Monday, August 11, 2008

Human Error - Navy Medical Evacuation


ABC news reported today “Leading Seaman Michael Bass, 22, was seriously injured while on patrol last year on Thursday Island, off far north Queensland, but was kept on the island for three days without follow-up medical attention.”

The family of Leading Seaman Bass reported that a Navy review confirmed appropriate procedures were in place but human error resulted in Leading Seaman Bass waiting 3 days for medical treatment.

Human error occurs as a factor in many major incidents, maybe not the major root cause but often a significant contributing factor.
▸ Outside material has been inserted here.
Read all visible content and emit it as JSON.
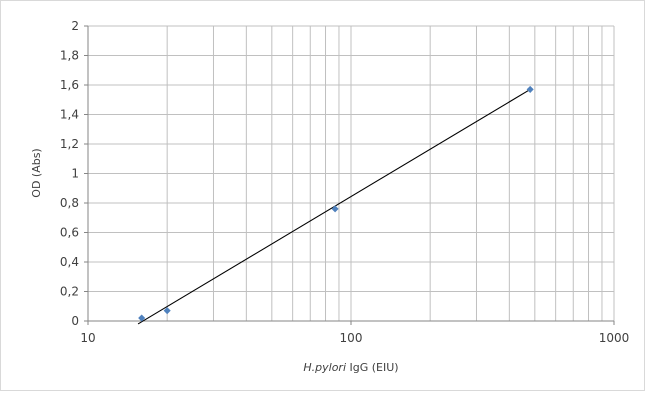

Human error is not code for blaming someone, in the Navy, and in all other enterprises individual workers are balancing many pressures at any one time, they work in complex environments with many competing demands.
No one in this situation has a pocket manual that they whip out every 5 mins that tells them what to do next; they need to make decisions that weigh up the pressures and competing demands they have on them.

When a significant near-miss occurs, Leading Seaman Bass is reported to have been “near death” by the time he received treatment in Darwin Hospital, the opportunity to objectively analyse the competing demands on individuals can lead to real systemic change.

We use the RAID™ human factor analysis model. With the RAID™ model unwanted human behaviour is a consequence of one of three factors:
- Individual purposeful decision not to observe the requirements.
(intentional error)
- Individual physical or mental mistake. (mistake)
- Individual response to an obstacle in appropriate behaviour.
(progress blocked)

The first option is rarely the reality for day-to-day operations and often provides limited opportunity to develop a systemic response – the other two options are more common; a person just slips and hits the wrong button or attempts to follow procedure but one or more of the resources for the next step is not available; so they are required to rely on their individual creativity to find a solution that works around the designated procedure.

The RAID™ approach is a process to analyse these incidents; the factors are analysed accross four dimensions:
- Requirement; how was the requirement of the task/function specified to
the individual
- Assignment; how was the task/function assigned to the person, did they
know it was clearly their role to act
- Inducements; were there inducements in the environment that encouraged
the person to make poor choices i.e. time pressure, pay reward on volume
not quality, past expectations that the rules would be overlooked when
under time pressure?
- Disposition; if the person was required to creatively problem-solve and find
a solution that worked around the procedure; where they experienced and
mature enough to make those decisions in an informed way?
By analysing human error in a structured way it is possible to deploy changes that will bring systemic returns. The lessons learned from a near miss can be translated to real change in the workplace and the near-miss never becomes a critical incident.